Play Segmentation

TL;DR (according to DeepSeek):

We explores methods to augment small datasets of instruction-trajectory pairs for training instruction-following policies by leveraging large, unannotated play trajectories. We propose Play Segmentation (PS), a probabilistic model that segments long trajectories into meaningful, instruction-aligned segments using only short, annotated segments for training. PS outperforms adapted video segmentation methods like UnLoc and TriDet, improving policy performance in both a game environment (BabyAI) and a robotic simulation (CALVIN). The results show that PS can recover policy performance equivalent to using twice the amount of labelled data, highlighting the importance of accurate segmentation for data augmentation. The approach addresses the challenge of limited annotated data in training instructable agents, offering a scalable solution for semi-supervised learning in robotics and gaming.

Setup - Play Data

Long play trajectories of agents acting in the environment.

Some subsegments are labelled by humans with the corresponding instruction.

Example of a play trajectory with the corresponding annotated segments can be seen on the left (Annotations appear below the image once they are active.).

Methodology

1. Train Segmentation Models

We introduce Play Segmentation (PS), a probabilistic model trained on individual instruction segments, which uses dynamic programming to find optimal segmentations of longer trajectories. PS is designed to generalise from short, annotated segments to longer, unsegmented play trajectories. Further we adapt video segmentation methods (UnLoc and TriDet) to crop and label segments from play trajectories.
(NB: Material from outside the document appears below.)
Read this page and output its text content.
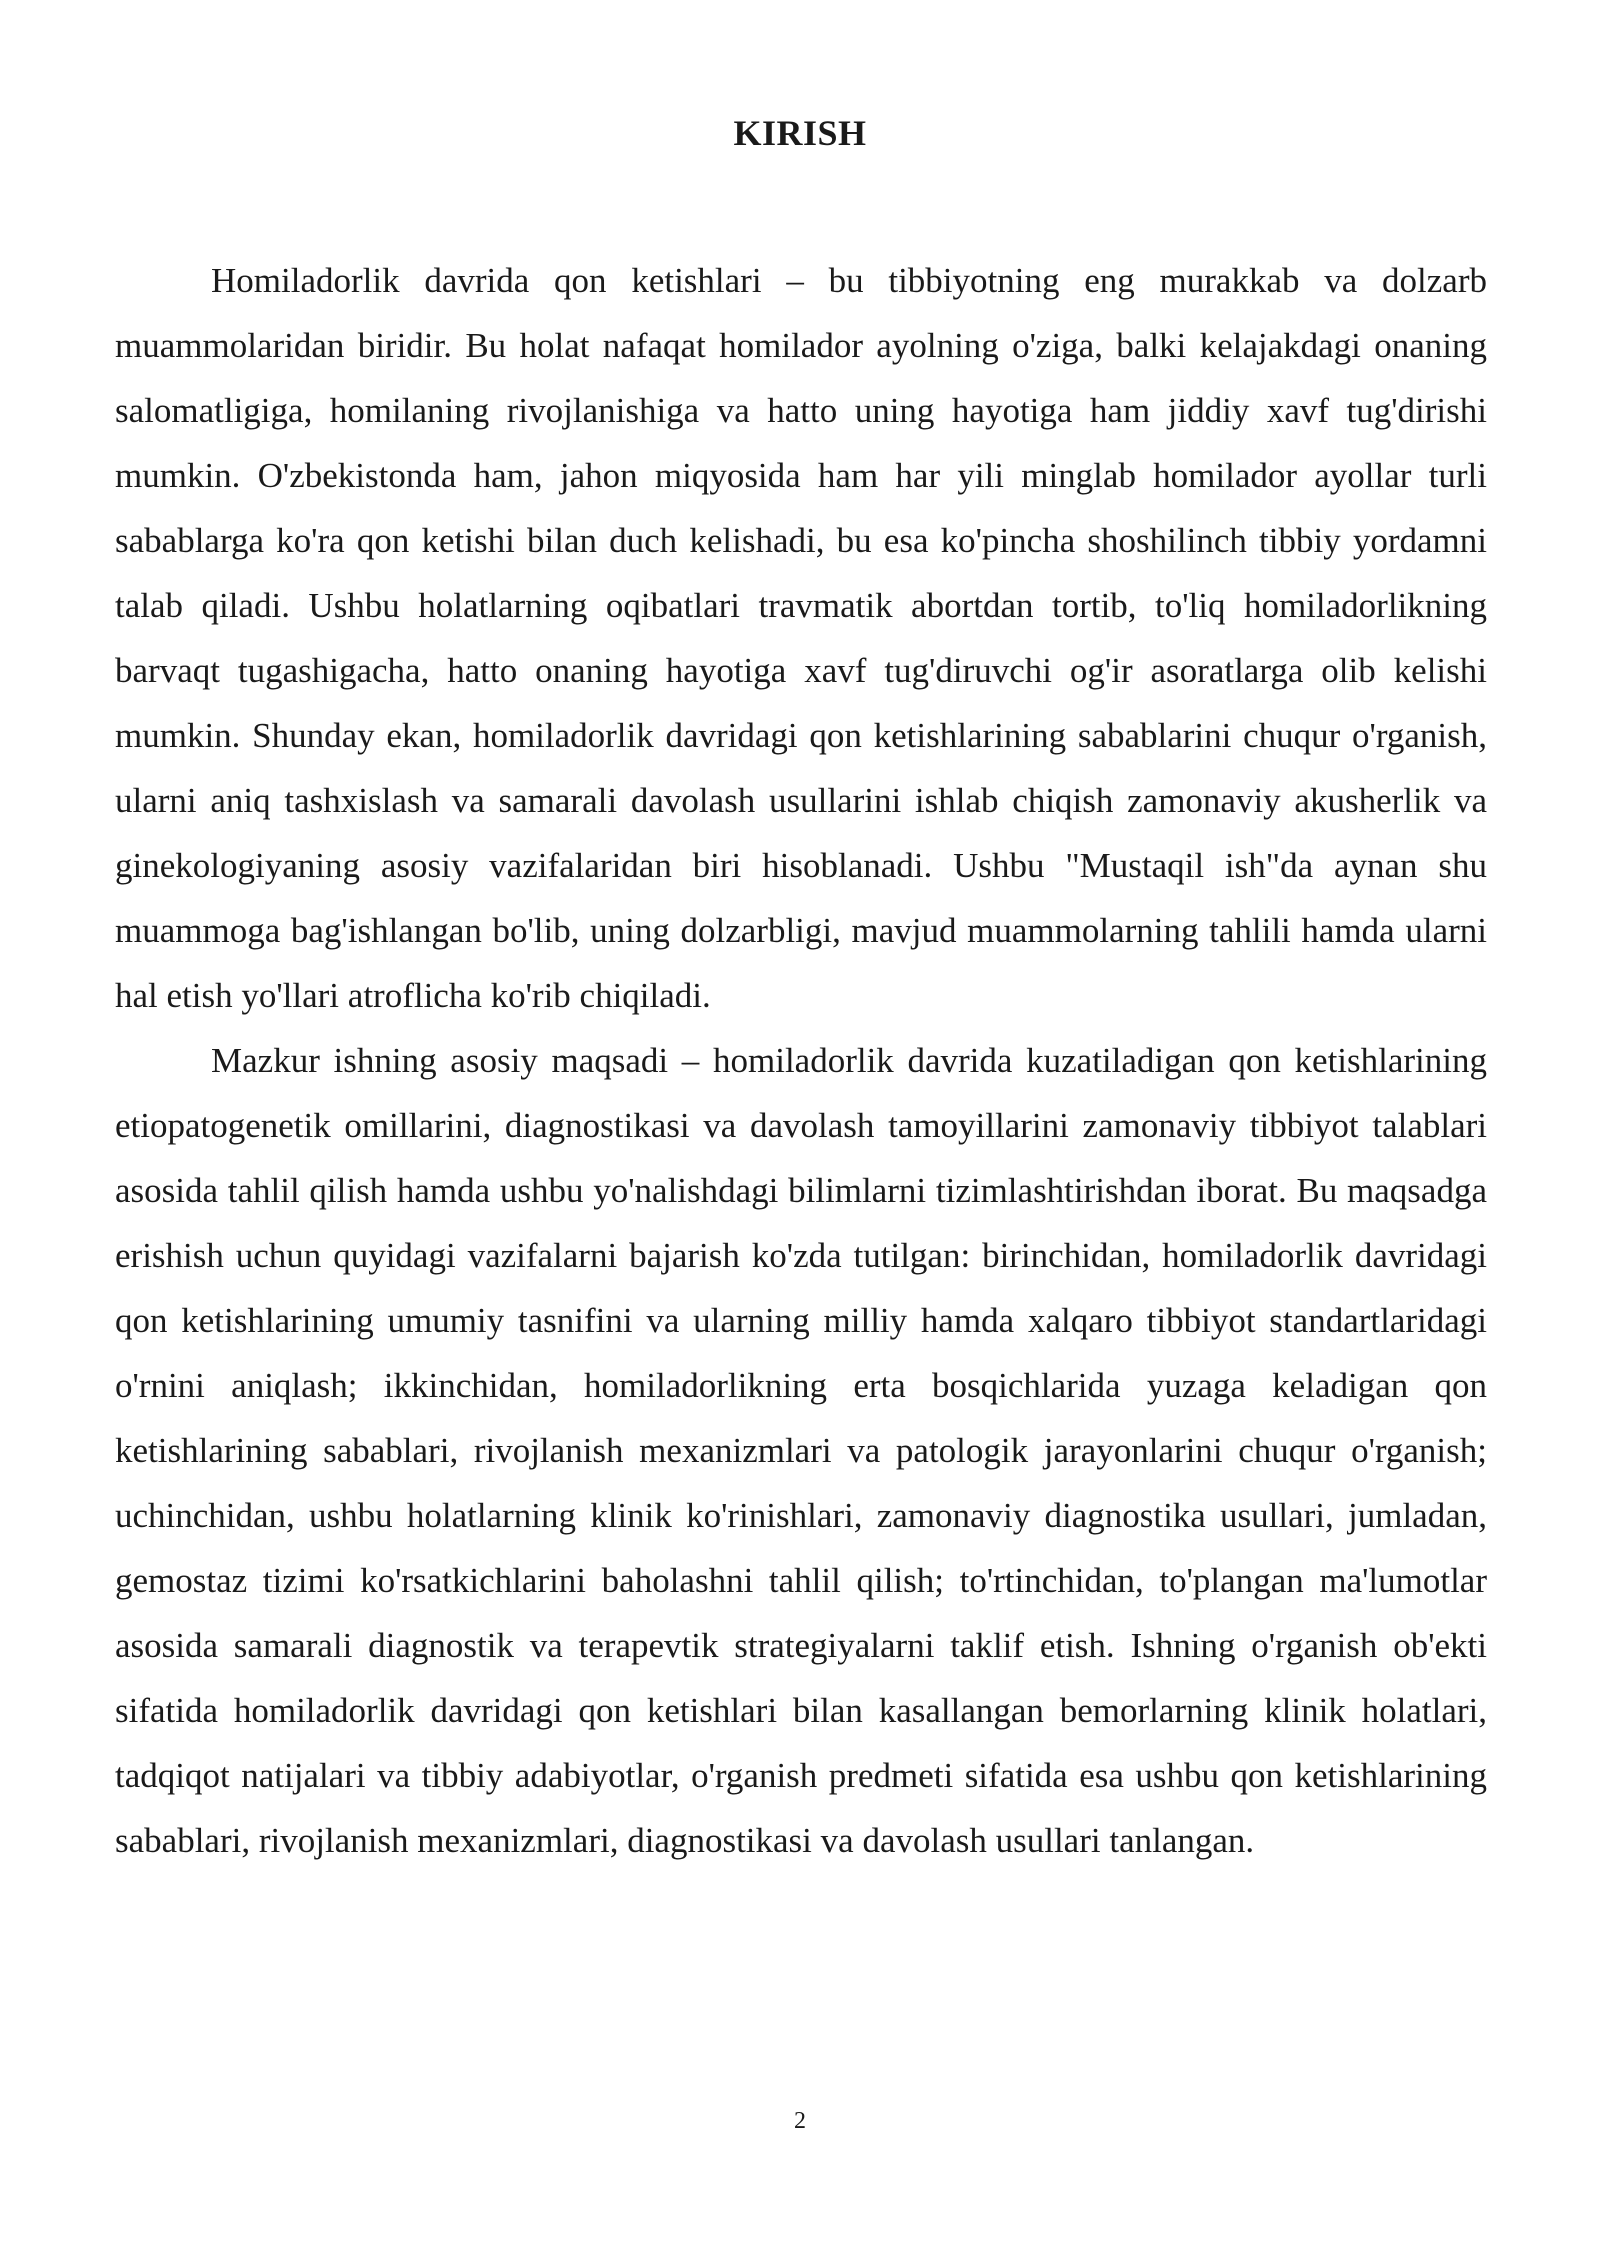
KIRISH

Homiladorlik davrida qon ketishlari – bu tibbiyotning eng murakkab va dolzarb muammolaridan biridir. Bu holat nafaqat homilador ayolning o'ziga, balki kelajakdagi onaning salomatligiga, homilaning rivojlanishiga va hatto uning hayotiga ham jiddiy xavf tug'dirishi mumkin. O'zbekistonda ham, jahon miqyosida ham har yili minglab homilador ayollar turli sabablarga ko'ra qon ketishi bilan duch kelishadi, bu esa ko'pincha shoshilinch tibbiy yordamni talab qiladi. Ushbu holatlarning oqibatlari travmatik abortdan tortib, to'liq homiladorlikning barvaqt tugashigacha, hatto onaning hayotiga xavf tug'diruvchi og'ir asoratlarga olib kelishi mumkin. Shunday ekan, homiladorlik davridagi qon ketishlarining sabablarini chuqur o'rganish, ularni aniq tashxislash va samarali davolash usullarini ishlab chiqish zamonaviy akusherlik va ginekologiyaning asosiy vazifalaridan biri hisoblanadi. Ushbu "Mustaqil ish"da aynan shu muammoga bag'ishlangan bo'lib, uning dolzarbligi, mavjud muammolarning tahlili hamda ularni hal etish yo'llari atroflicha ko'rib chiqiladi.

Mazkur ishning asosiy maqsadi – homiladorlik davrida kuzatiladigan qon ketishlarining etiopatogenetik omillarini, diagnostikasi va davolash tamoyillarini zamonaviy tibbiyot talablari asosida tahlil qilish hamda ushbu yo'nalishdagi bilimlarni tizimlashtirishdan iborat. Bu maqsadga erishish uchun quyidagi vazifalarni bajarish ko'zda tutilgan: birinchidan, homiladorlik davridagi qon ketishlarining umumiy tasnifini va ularning milliy hamda xalqaro tibbiyot standartlaridagi o'rnini aniqlash; ikkinchidan, homiladorlikning erta bosqichlarida yuzaga keladigan qon ketishlarining sabablari, rivojlanish mexanizmlari va patologik jarayonlarini chuqur o'rganish; uchinchidan, ushbu holatlarning klinik ko'rinishlari, zamonaviy diagnostika usullari, jumladan, gemostaz tizimi ko'rsatkichlarini baholashni tahlil qilish; to'rtinchidan, to'plangan ma'lumotlar asosida samarali diagnostik va terapevtik strategiyalarni taklif etish. Ishning o'rganish ob'ekti sifatida homiladorlik davridagi qon ketishlari bilan kasallangan bemorlarning klinik holatlari, tadqiqot natijalari va tibbiy adabiyotlar, o'rganish predmeti sifatida esa ushbu qon ketishlarining sabablari, rivojlanish mexanizmlari, diagnostikasi va davolash usullari tanlangan.

2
2. Segment Play Trajectories

We segment play trajectories of the CALVIN and BabyAI environment. Below some example results:

Play trajectories are segmented into meaningful segments that align with their instruction label. Filtering by the confidence of the labelling model is important to avoid wrongly labelled segments. In environments where the instruction segments have similar length cropping large random segments into instruction segments via video segmentation methods (UnLoc and TriDet) can be a good alternative. However, in environments where the instruction segments have varying lengths, Play Segmentation (PS) leads to better aligned instruction segments.

3. Train Policies via Imitation Learning on Augmented Dataset

We train the segmentation models based on 25% (10%) of the available annotated data in CALVIN (BabyAI) and augment this subset with labelled segments extracted from the play trajectories such that the initial dataset size is reached again. The results show that augmenting the dataset with labelled segments extracted using Play Segmentation (PS) significantly improves policy performance compared to other methods. In both the BabyAI and CALVIN environments, PS outperforms policies trained on datasets augmented with segments from video segmentation methods like UnLoc and TriDet. PS also achieves performance close to or better than policies trained on significantly larger amounts of the original labelled data. These findings highlight PS's effectiveness in accurately segmenting play trajectories and its ability to enhance policy performance through data augmentation, even when starting with limited annotated data.